A Spokane Mountaineers volunteer trail maintenance crew had a some unexpected work to do on a recent Idaho mission to Marie Creek Trail, which is north of the Wolf Lodge area at the northeast end of Lake Coeur d’Alene.

The volunteers usually deal with natural forces such as clearing new brush growth, sawing out downfall and restoring paths through landslides, said club trail work coordinator Lynn Smith.

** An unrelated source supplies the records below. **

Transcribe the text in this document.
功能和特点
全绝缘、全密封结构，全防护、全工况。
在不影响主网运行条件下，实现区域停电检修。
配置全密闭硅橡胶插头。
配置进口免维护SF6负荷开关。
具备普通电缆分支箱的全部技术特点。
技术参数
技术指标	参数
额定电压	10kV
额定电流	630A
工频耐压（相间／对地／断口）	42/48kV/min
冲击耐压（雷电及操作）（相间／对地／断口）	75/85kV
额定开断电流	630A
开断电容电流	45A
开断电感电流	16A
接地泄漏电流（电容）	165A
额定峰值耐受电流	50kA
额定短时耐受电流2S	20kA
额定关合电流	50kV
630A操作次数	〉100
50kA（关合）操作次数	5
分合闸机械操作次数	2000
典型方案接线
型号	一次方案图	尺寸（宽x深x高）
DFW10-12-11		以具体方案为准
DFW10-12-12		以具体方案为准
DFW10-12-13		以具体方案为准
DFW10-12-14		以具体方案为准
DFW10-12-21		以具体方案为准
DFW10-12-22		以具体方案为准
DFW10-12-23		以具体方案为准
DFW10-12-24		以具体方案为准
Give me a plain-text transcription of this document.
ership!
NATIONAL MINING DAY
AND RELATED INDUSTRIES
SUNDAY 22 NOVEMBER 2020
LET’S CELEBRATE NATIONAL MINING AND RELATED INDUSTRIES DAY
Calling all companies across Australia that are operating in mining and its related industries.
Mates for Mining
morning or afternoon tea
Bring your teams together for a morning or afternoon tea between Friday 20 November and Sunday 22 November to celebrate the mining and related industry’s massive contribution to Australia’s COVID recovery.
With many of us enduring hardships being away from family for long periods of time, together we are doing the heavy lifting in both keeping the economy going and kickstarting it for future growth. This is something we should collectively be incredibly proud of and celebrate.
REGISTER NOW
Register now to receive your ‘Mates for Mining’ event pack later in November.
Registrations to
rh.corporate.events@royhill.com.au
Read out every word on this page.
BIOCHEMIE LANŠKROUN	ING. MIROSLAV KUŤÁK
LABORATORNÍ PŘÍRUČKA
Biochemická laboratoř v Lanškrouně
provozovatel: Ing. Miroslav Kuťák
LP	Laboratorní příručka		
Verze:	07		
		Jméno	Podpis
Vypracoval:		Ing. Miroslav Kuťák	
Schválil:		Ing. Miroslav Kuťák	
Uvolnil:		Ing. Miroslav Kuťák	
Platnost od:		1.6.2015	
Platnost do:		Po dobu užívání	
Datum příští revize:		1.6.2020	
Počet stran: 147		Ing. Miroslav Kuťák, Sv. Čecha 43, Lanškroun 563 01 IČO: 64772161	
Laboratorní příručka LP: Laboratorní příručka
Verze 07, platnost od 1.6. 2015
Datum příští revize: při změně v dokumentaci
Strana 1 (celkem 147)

Human-made dam projects add another chore to the list.

“It was a bank-to-bank construction that looked way more involved than just kids rearranging some stream rocks on a family hike,” Smith said. “At this time of year, the water is lower and warmer with less oxygen, so the fish we saw in the wide shallow pool needed to be able to move around to find optimum conditions.”

The volunteers waded in to scatter the rocks and restore the natural course of the creek.

“We did place some stepping stones, but left the stream free-flowing, not strained through the rock dam,” Smith said.

Scott said Washington fisheries staffers “and partners such as the Mid-Columbia Fisheries Enhancement Group monitor for rock dams in the upper reaches of east side streams, but there’s never enough staff capacity to get to all the likely locations.”

“With stream flows lower on the west side in 2015 and earlier this year, we have seen a lot more rock dams in Western Washington lately,” she said.

“WDFW started to see rock dams in south Puget Sound creeks as soon as the air and water temperatures began to soar in 2015 — as early as May.”

Spring chinook start spawning as early as the end of July up the Naches River tributaries and bull trout start spawning in August, when they are especially impacted by recreation dams in low flows.

Dams made by the public for fun have joined stream-bank destruction, poaching and other factors in the suite of threats to endangered fisheries such as bull trout, salmon and steelhead, Harvester said.

Dams artificially concentrate the fish, exposing them — especially big migrating fish — to stress, predators and poachers.

“This is such a difficult issue, because WDFW wants people to feel connected to their local natural areas,” Scott said. “But fish need to be able to move up and down stream to find cool water and eventually to spawn.”

To report recreational dams in Washington, call 877-933-9847 or email reportpoaching@dfw.wa.gov

Rock dams vs. beaver dams

Beaver dams generally are beneficial to fisheries as opposed to illegal recreational dams, which have no redeeming values for fish, a fisheries biologist says.

“Beaver dams usually are built higher in the watersheds and on lower gradient areas,” said Perry Harvester, Washington Department of Fish and Wildlife regional habitat manager in Yakima.

Coho and steelhead have an advantage in some areas with beaver dams because some of the fish can negotiate the dams and the fry prosper in the better cover and abundant food sources, he said.

Beaver dams can be natural hatcheries, he said.

“Our crews sometimes help the fish by cutting little notches in the beaver dams at the appropriate times. All it takes then is one good rain or runoff event to stimulate fish movements.”

“The salmon and steelhead that migrate downstream out of beaver dams are some of the most fit and healthy fish we see. They’re fat, sassy little buggers that have a high rate of survival as they emigrate to the ocean.”